Case in point: if I bought a house tomorrow, and let it out as an investment, I could legally do the least amount necessary to educate myself on how to run the house safely. I would not need to conduct electrical safety checks on the property. I could even get away without annual gas certificates, if my tenant didn't notice or complain. If the house had a damp problem that might cause asthma or pneumonia in my tenants, I wouldn't need to declare that. 

While I can declare myself a business, and enjoy the tax breaks that accompany this status, I don't have to join any accredited professional bodies. I don't have to sign up to a registry such as Company House, as I would legally do if I declared myself a trading entity in any other industry.

Any protection I offer my customer, the tenant, comes in bare minimum form of an assured short hold tenancy contract. This can be six months or a year in length, and I can ask my tenant to leave with only eight weeks notice, if I decide to re-mortgage or put rents up.

Letting agencies encourage the 'renewal' of the tenancy contract every six months, maximising the amount of profit they and I can make, through renewal fees to the tenant, and through an opportunity to raise rents at each bi-annual 'renewal'.

The 10% wear and tear tax relief I receive to allow me to maintain my property and keep it up to a minimum decent standard is not policed, so who knows what I spend it on?

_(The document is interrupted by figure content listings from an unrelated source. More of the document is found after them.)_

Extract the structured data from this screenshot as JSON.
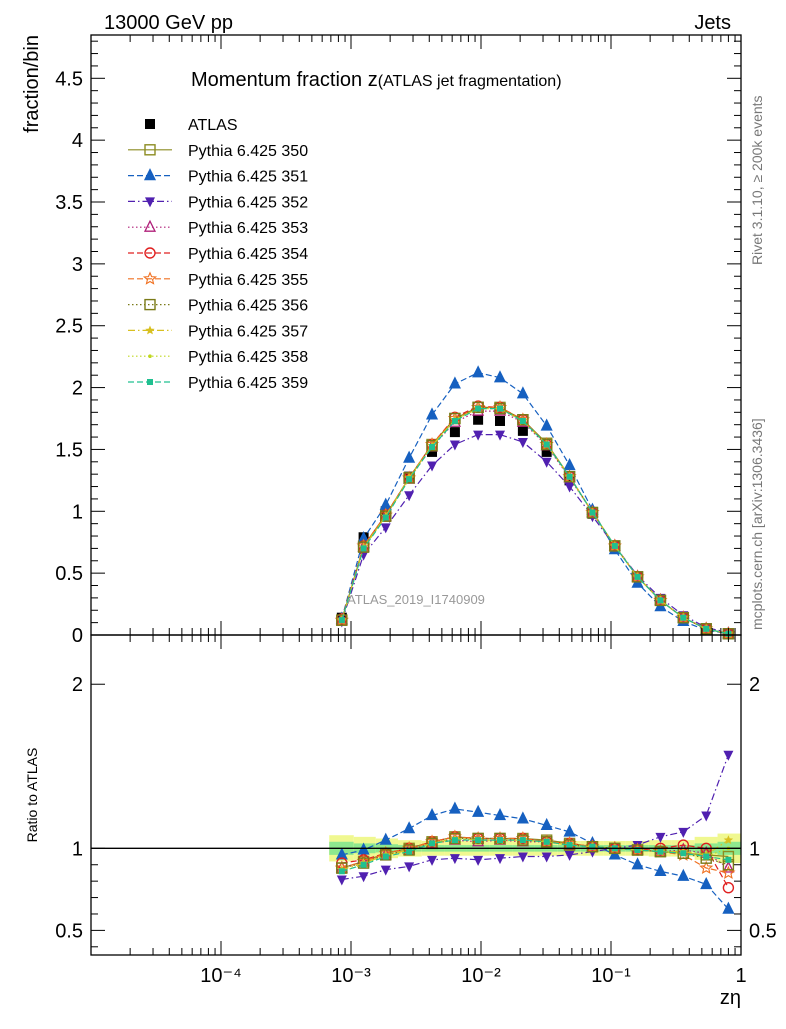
{
  "header": {
    "left": "13000 GeV pp",
    "right": "Jets"
  },
  "side_labels": {
    "rivet": "Rivet 3.1.10, ≥ 200k events",
    "mcplots": "mcplots.cern.ch [arXiv:1306.3436]"
  },
  "watermark": "ATLAS_2019_I1740909",
  "chart_data": [
    {
      "panel": "main",
      "type": "scatter",
      "title": "Momentum fraction z",
      "title_suffix": "(ATLAS jet fragmentation)",
      "ylabel": "fraction/bin",
      "xlabel": "zη",
      "xscale": "log",
      "xlim": [
        1e-05,
        1
      ],
      "ylim": [
        0,
        4.85
      ],
      "yticks": [
        0,
        0.5,
        1,
        1.5,
        2,
        2.5,
        3,
        3.5,
        4,
        4.5
      ],
      "ytick_labels": [
        "0",
        "0.5",
        "1",
        "1.5",
        "2",
        "2.5",
        "3",
        "3.5",
        "4",
        "4.5"
      ],
      "legend_position": "top-left",
      "x": [
        0.00085,
        0.00125,
        0.00185,
        0.0028,
        0.0042,
        0.0063,
        0.0095,
        0.014,
        0.021,
        0.032,
        0.048,
        0.072,
        0.107,
        0.16,
        0.24,
        0.36,
        0.54,
        0.8
      ],
      "series": [
        {
          "name": "ATLAS",
          "color": "#000000",
          "marker": "square-filled",
          "dash": "none",
          "values": [
            0.14,
            0.79,
            1.0,
            1.28,
            1.48,
            1.64,
            1.74,
            1.73,
            1.65,
            1.48,
            1.25,
            0.98,
            0.72,
            0.47,
            0.28,
            0.14,
            0.05,
            0.01
          ]
        },
        {
          "name": "Pythia 6.425 350",
          "color": "#8c8c22",
          "marker": "square-open",
          "dash": "solid",
          "values": [
            0.12,
            0.72,
            0.97,
            1.27,
            1.54,
            1.75,
            1.84,
            1.84,
            1.74,
            1.55,
            1.28,
            0.99,
            0.72,
            0.47,
            0.28,
            0.14,
            0.05,
            0.01
          ]
        },
        {
          "name": "Pythia 6.425 351",
          "color": "#1660c0",
          "marker": "triangle-up-filled",
          "dash": "dashed",
          "values": [
            0.13,
            0.78,
            1.05,
            1.43,
            1.78,
            2.03,
            2.12,
            2.08,
            1.95,
            1.69,
            1.37,
            1.01,
            0.69,
            0.42,
            0.23,
            0.11,
            0.04,
            0.01
          ]
        },
        {
          "name": "Pythia 6.425 352",
          "color": "#5020b0",
          "marker": "triangle-down-filled",
          "dash": "dashdot",
          "values": [
            0.11,
            0.65,
            0.87,
            1.13,
            1.37,
            1.54,
            1.62,
            1.62,
            1.56,
            1.4,
            1.2,
            0.96,
            0.72,
            0.48,
            0.3,
            0.16,
            0.06,
            0.02
          ]
        },
        {
          "name": "Pythia 6.425 353",
          "color": "#b0207a",
          "marker": "triangle-up-open",
          "dash": "dotted",
          "values": [
            0.12,
            0.71,
            0.96,
            1.26,
            1.52,
            1.72,
            1.81,
            1.81,
            1.72,
            1.53,
            1.27,
            0.99,
            0.72,
            0.47,
            0.28,
            0.14,
            0.05,
            0.01
          ]
        },
        {
          "name": "Pythia 6.425 354",
          "color": "#e02020",
          "marker": "circle-open",
          "dash": "dashed",
          "values": [
            0.13,
            0.72,
            0.97,
            1.27,
            1.54,
            1.76,
            1.85,
            1.84,
            1.74,
            1.54,
            1.28,
            0.99,
            0.72,
            0.47,
            0.28,
            0.14,
            0.05,
            0.01
          ]
        },
        {
          "name": "Pythia 6.425 355",
          "color": "#f07020",
          "marker": "star-open",
          "dash": "dashed",
          "values": [
            0.12,
            0.72,
            0.97,
            1.27,
            1.54,
            1.75,
            1.84,
            1.84,
            1.74,
            1.54,
            1.28,
            0.99,
            0.72,
            0.47,
            0.28,
            0.14,
            0.05,
            0.01
          ]
        },
        {
          "name": "Pythia 6.425 356",
          "color": "#7a7a18",
          "marker": "square-open",
          "dash": "dotted",
          "values": [
            0.12,
            0.71,
            0.96,
            1.27,
            1.53,
            1.75,
            1.84,
            1.83,
            1.74,
            1.54,
            1.28,
            0.99,
            0.72,
            0.47,
            0.28,
            0.14,
            0.05,
            0.01
          ]
        },
        {
          "name": "Pythia 6.425 357",
          "color": "#d8c020",
          "marker": "star-small",
          "dash": "dashdot",
          "values": [
            0.12,
            0.71,
            0.96,
            1.27,
            1.53,
            1.74,
            1.83,
            1.83,
            1.73,
            1.54,
            1.28,
            0.99,
            0.72,
            0.47,
            0.28,
            0.14,
            0.05,
            0.01
          ]
        },
        {
          "name": "Pythia 6.425 358",
          "color": "#c0d820",
          "marker": "dot",
          "dash": "dotted",
          "values": [
            0.12,
            0.7,
            0.96,
            1.26,
            1.53,
            1.74,
            1.83,
            1.83,
            1.73,
            1.54,
            1.28,
            0.99,
            0.72,
            0.47,
            0.28,
            0.14,
            0.05,
            0.01
          ]
        },
        {
          "name": "Pythia 6.425 359",
          "color": "#20c090",
          "marker": "square-small",
          "dash": "dashed",
          "values": [
            0.12,
            0.7,
            0.95,
            1.26,
            1.52,
            1.73,
            1.83,
            1.83,
            1.73,
            1.54,
            1.28,
            0.99,
            0.72,
            0.47,
            0.28,
            0.14,
            0.05,
            0.01
          ]
        }
      ]
    },
    {
      "panel": "ratio",
      "type": "scatter",
      "ylabel": "Ratio to ATLAS",
      "xscale": "log",
      "xlim": [
        1e-05,
        1
      ],
      "ylim": [
        0.35,
        2.3
      ],
      "yticks": [
        0.5,
        1,
        2
      ],
      "ytick_labels": [
        "0.5",
        "1",
        "2"
      ],
      "xtick_labels": [
        "10⁻⁴",
        "10⁻³",
        "10⁻²",
        "10⁻¹",
        "1"
      ],
      "xticks": [
        0.0001,
        0.001,
        0.01,
        0.1,
        1
      ],
      "reference_line": 1,
      "band_colors": {
        "inner": "#8ee88e",
        "outer": "#f0f890"
      },
      "band_x": [
        0.00068,
        0.00105,
        0.00155,
        0.0023,
        0.0035,
        0.0052,
        0.0078,
        0.0117,
        0.0175,
        0.026,
        0.039,
        0.058,
        0.087,
        0.13,
        0.195,
        0.29,
        0.44,
        0.66,
        1.0
      ],
      "band_inner": [
        0.04,
        0.03,
        0.025,
        0.02,
        0.02,
        0.02,
        0.02,
        0.02,
        0.02,
        0.02,
        0.02,
        0.02,
        0.02,
        0.02,
        0.02,
        0.02,
        0.03,
        0.04
      ],
      "band_outer": [
        0.08,
        0.07,
        0.06,
        0.05,
        0.045,
        0.045,
        0.045,
        0.045,
        0.045,
        0.045,
        0.045,
        0.045,
        0.045,
        0.045,
        0.05,
        0.05,
        0.07,
        0.09
      ],
      "x": [
        0.00085,
        0.00125,
        0.00185,
        0.0028,
        0.0042,
        0.0063,
        0.0095,
        0.014,
        0.021,
        0.032,
        0.048,
        0.072,
        0.107,
        0.16,
        0.24,
        0.36,
        0.54,
        0.8
      ],
      "series": [
        {
          "name": "Pythia 6.425 350",
          "values": [
            0.88,
            0.92,
            0.97,
            1.0,
            1.04,
            1.07,
            1.06,
            1.06,
            1.06,
            1.05,
            1.03,
            1.01,
            1.0,
            0.99,
            0.98,
            0.97,
            0.96,
            0.95
          ]
        },
        {
          "name": "Pythia 6.425 351",
          "values": [
            0.96,
            0.99,
            1.05,
            1.12,
            1.2,
            1.24,
            1.22,
            1.2,
            1.18,
            1.14,
            1.1,
            1.03,
            0.96,
            0.9,
            0.86,
            0.83,
            0.78,
            0.63
          ]
        },
        {
          "name": "Pythia 6.425 352",
          "values": [
            0.81,
            0.83,
            0.87,
            0.89,
            0.93,
            0.94,
            0.93,
            0.94,
            0.95,
            0.95,
            0.96,
            0.98,
            1.0,
            1.02,
            1.07,
            1.1,
            1.2,
            1.57
          ]
        },
        {
          "name": "Pythia 6.425 353",
          "values": [
            0.88,
            0.92,
            0.96,
            0.99,
            1.03,
            1.05,
            1.04,
            1.05,
            1.04,
            1.04,
            1.02,
            1.01,
            1.0,
            0.99,
            0.98,
            0.99,
            0.97,
            0.88
          ]
        },
        {
          "name": "Pythia 6.425 354",
          "values": [
            0.91,
            0.93,
            0.97,
            1.0,
            1.04,
            1.07,
            1.06,
            1.06,
            1.06,
            1.04,
            1.03,
            1.01,
            1.0,
            0.99,
            1.0,
            1.02,
            1.0,
            0.76
          ]
        },
        {
          "name": "Pythia 6.425 355",
          "values": [
            0.88,
            0.92,
            0.97,
            1.0,
            1.04,
            1.07,
            1.06,
            1.06,
            1.06,
            1.04,
            1.03,
            1.01,
            1.0,
            0.99,
            0.98,
            0.96,
            0.88,
            0.85
          ]
        },
        {
          "name": "Pythia 6.425 356",
          "values": [
            0.88,
            0.91,
            0.96,
            0.99,
            1.03,
            1.06,
            1.06,
            1.06,
            1.05,
            1.04,
            1.02,
            1.01,
            1.0,
            0.99,
            0.98,
            0.97,
            0.94,
            0.9
          ]
        },
        {
          "name": "Pythia 6.425 357",
          "values": [
            0.87,
            0.91,
            0.96,
            0.99,
            1.03,
            1.06,
            1.05,
            1.05,
            1.05,
            1.04,
            1.02,
            1.01,
            1.0,
            0.99,
            0.98,
            0.98,
            0.96,
            1.05
          ]
        },
        {
          "name": "Pythia 6.425 358",
          "values": [
            0.86,
            0.9,
            0.96,
            0.98,
            1.03,
            1.06,
            1.05,
            1.05,
            1.05,
            1.04,
            1.02,
            1.01,
            1.0,
            0.99,
            0.98,
            0.97,
            0.95,
            1.0
          ]
        },
        {
          "name": "Pythia 6.425 359",
          "values": [
            0.86,
            0.9,
            0.95,
            0.98,
            1.03,
            1.05,
            1.05,
            1.05,
            1.05,
            1.04,
            1.02,
            1.01,
            1.0,
            0.99,
            0.98,
            0.97,
            0.95,
            0.93
          ]
        }
      ]
    }
  ]
}
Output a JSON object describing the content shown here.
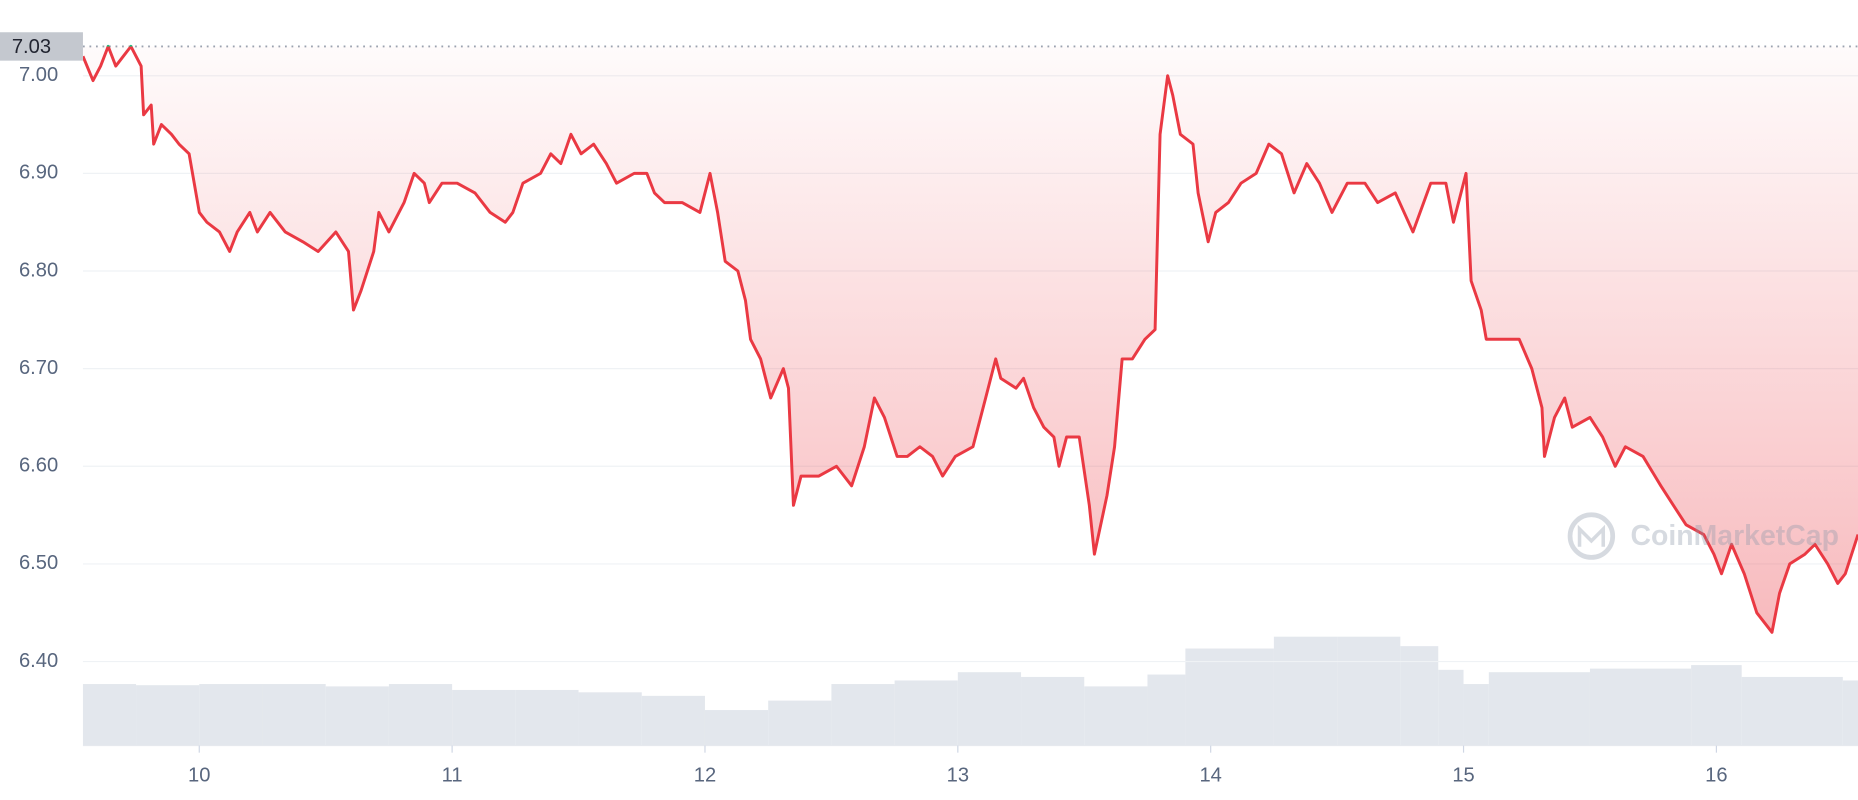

This is just a working example of how heavily weighted the private rented sector is, in favour of the 'investor' landlord.

There is little to accommodate the other investor in the picture, the tenant.

Yet when demand exceeds supply, the tenant can only invest their money in riskier and worse returns as choices narrow and prices rocket. 

To have shelter is a human necessity, no less a human right. Yet the machinations of the UK's private rented sector can take away that right within a matter of weeks, render tenants bankrupt, homeless and isolated. 

A tenant is a customer, but most of all a human-being. The dehumanizing language used by landlords about their tenants can be found on member forums such as this one, belonging to an Accredited Professional Body.

The National Housing Federation recently stated that 'during the general election, the housing crisis was barely mentioned and yet over a million children live in overcrowded accommodation. We're now building fewer houses than at any point since the Second World War. There are now 4.5 million people in housing need.'

This cultural denial and disconnect from the housing crisis was finally bridged in the run up to this General Election as Generation Rent's Director notes; however, paying lip-service isn't the same as delivering effective policy.

So tenants, campaigners, and pressure group's efforts must start from the grass-roots, upwards.

In every other commercial sector the consumer has more rights than a renter.

The only difference between Georges and the other millions of renters out there, is that he called for change and exercised his right to contest the illegality's he was being subjected to.

The Langdale Gallery Campaign, set to continue for a third installment of events this summer, was borne of Georges refusal to remain silenced by the threat of eviction and by his resolve to challenge a broken housing system.